Eksperci twierdzą, że nawyk samodyscypliny można wykształcić w około 3 tygodnie pod warunkiem stosowania się do określonych reguł i wdrażania konkretnych technik. Wymaga to sporo samozaparcia, gdyż całkiem naturalne dla człowieka jest, by odrzucać cele długoterminowe w momencie, gdy nadarza się okazja szybkich i bezpośrednich korzyści np. zjem cukierka bo da mi przez chwile słodki smak i uczucie przyjemności, albo miałam poćwiczyć ale w tv leci ulubiony serial to go obejrzę.

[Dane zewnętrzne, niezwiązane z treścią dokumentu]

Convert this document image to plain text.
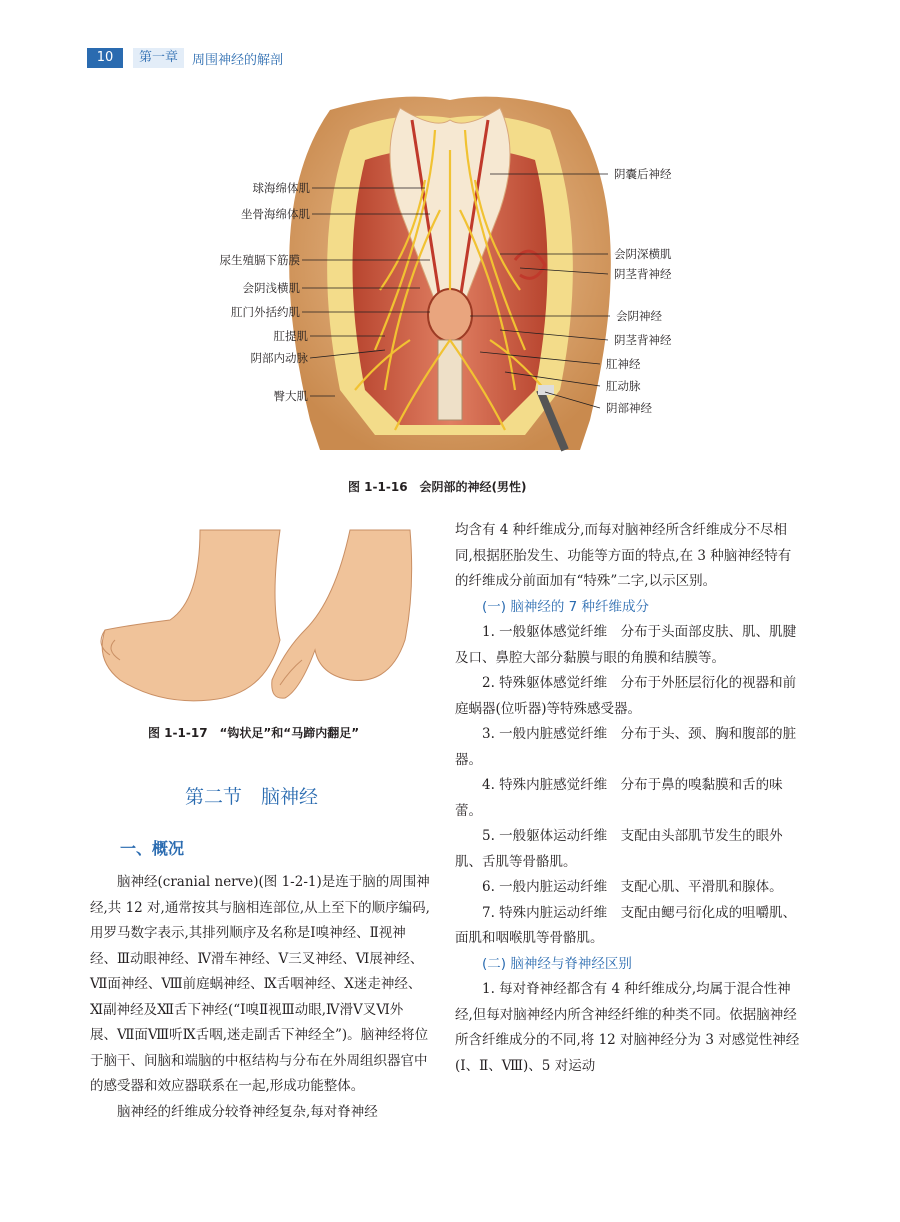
10	第一章	周围神经的解剖
球海绵体肌
坐骨海绵体肌
尿生殖膈下筋膜
会阴浅横肌
肛门外括约肌
肛提肌
阴部内动脉
臀大肌
阴囊后神经
会阴深横肌
阴茎背神经
会阴神经
阴茎背神经
肛神经
肛动脉
阴部神经
图 1-1-16　会阴部的神经(男性)
图 1-1-17　“钩状足”和“马蹄内翻足”
第二节　脑神经
一、概况

脑神经(cranial nerve)(图 1-2-1)是连于脑的周围神经,共 12 对,通常按其与脑相连部位,从上至下的顺序编码,用罗马数字表示,其排列顺序及名称是Ⅰ嗅神经、Ⅱ视神经、Ⅲ动眼神经、Ⅳ滑车神经、Ⅴ三叉神经、Ⅵ展神经、Ⅶ面神经、Ⅷ前庭蜗神经、Ⅸ舌咽神经、Ⅹ迷走神经、Ⅺ副神经及Ⅻ舌下神经(“Ⅰ嗅Ⅱ视Ⅲ动眼,Ⅳ滑Ⅴ叉Ⅵ外展、Ⅶ面Ⅷ听Ⅸ舌咽,迷走副舌下神经全”)。脑神经将位于脑干、间脑和端脑的中枢结构与分布在外周组织器官中的感受器和效应器联系在一起,形成功能整体。

脑神经的纤维成分较脊神经复杂,每对脊神经

均含有 4 种纤维成分,而每对脑神经所含纤维成分不尽相同,根据胚胎发生、功能等方面的特点,在 3 种脑神经特有的纤维成分前面加有“特殊”二字,以示区别。

(一) 脑神经的 7 种纤维成分

1. 一般躯体感觉纤维　分布于头面部皮肤、肌、肌腱及口、鼻腔大部分黏膜与眼的角膜和结膜等。

2. 特殊躯体感觉纤维　分布于外胚层衍化的视器和前庭蜗器(位听器)等特殊感受器。

3. 一般内脏感觉纤维　分布于头、颈、胸和腹部的脏器。

4. 特殊内脏感觉纤维　分布于鼻的嗅黏膜和舌的味蕾。

5. 一般躯体运动纤维　支配由头部肌节发生的眼外肌、舌肌等骨骼肌。

6. 一般内脏运动纤维　支配心肌、平滑肌和腺体。

7. 特殊内脏运动纤维　支配由鳃弓衍化成的咀嚼肌、面肌和咽喉肌等骨骼肌。

(二) 脑神经与脊神经区别

1. 每对脊神经都含有 4 种纤维成分,均属于混合性神经,但每对脑神经内所含神经纤维的种类不同。依据脑神经所含纤维成分的不同,将 12 对脑神经分为 3 对感觉性神经(Ⅰ、Ⅱ、Ⅷ)、5 对运动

Co zrobić, żeby nam się chciało, kiedy nam się nie chce?
Co to jest samodyscyplina?
Definicja mówi tak:
Samodyscyplina przez niektórych badaczy uznawana jest za umiejętność, przez innych za nawyk.
Polega ona na kontrolowaniu emocji oraz zachowań w taki sposób, by skoncentrować się na aktywnościach ważnych ze względu na postawione cele.
Potocznie można mówić o „zmuszaniu się” do rzeczy, na które nie zawsze mamy ochotę lub powstrzymywanie się od wykonania tych, które chcemy zrobić w danym momencie, w imię długoterminowych korzyści.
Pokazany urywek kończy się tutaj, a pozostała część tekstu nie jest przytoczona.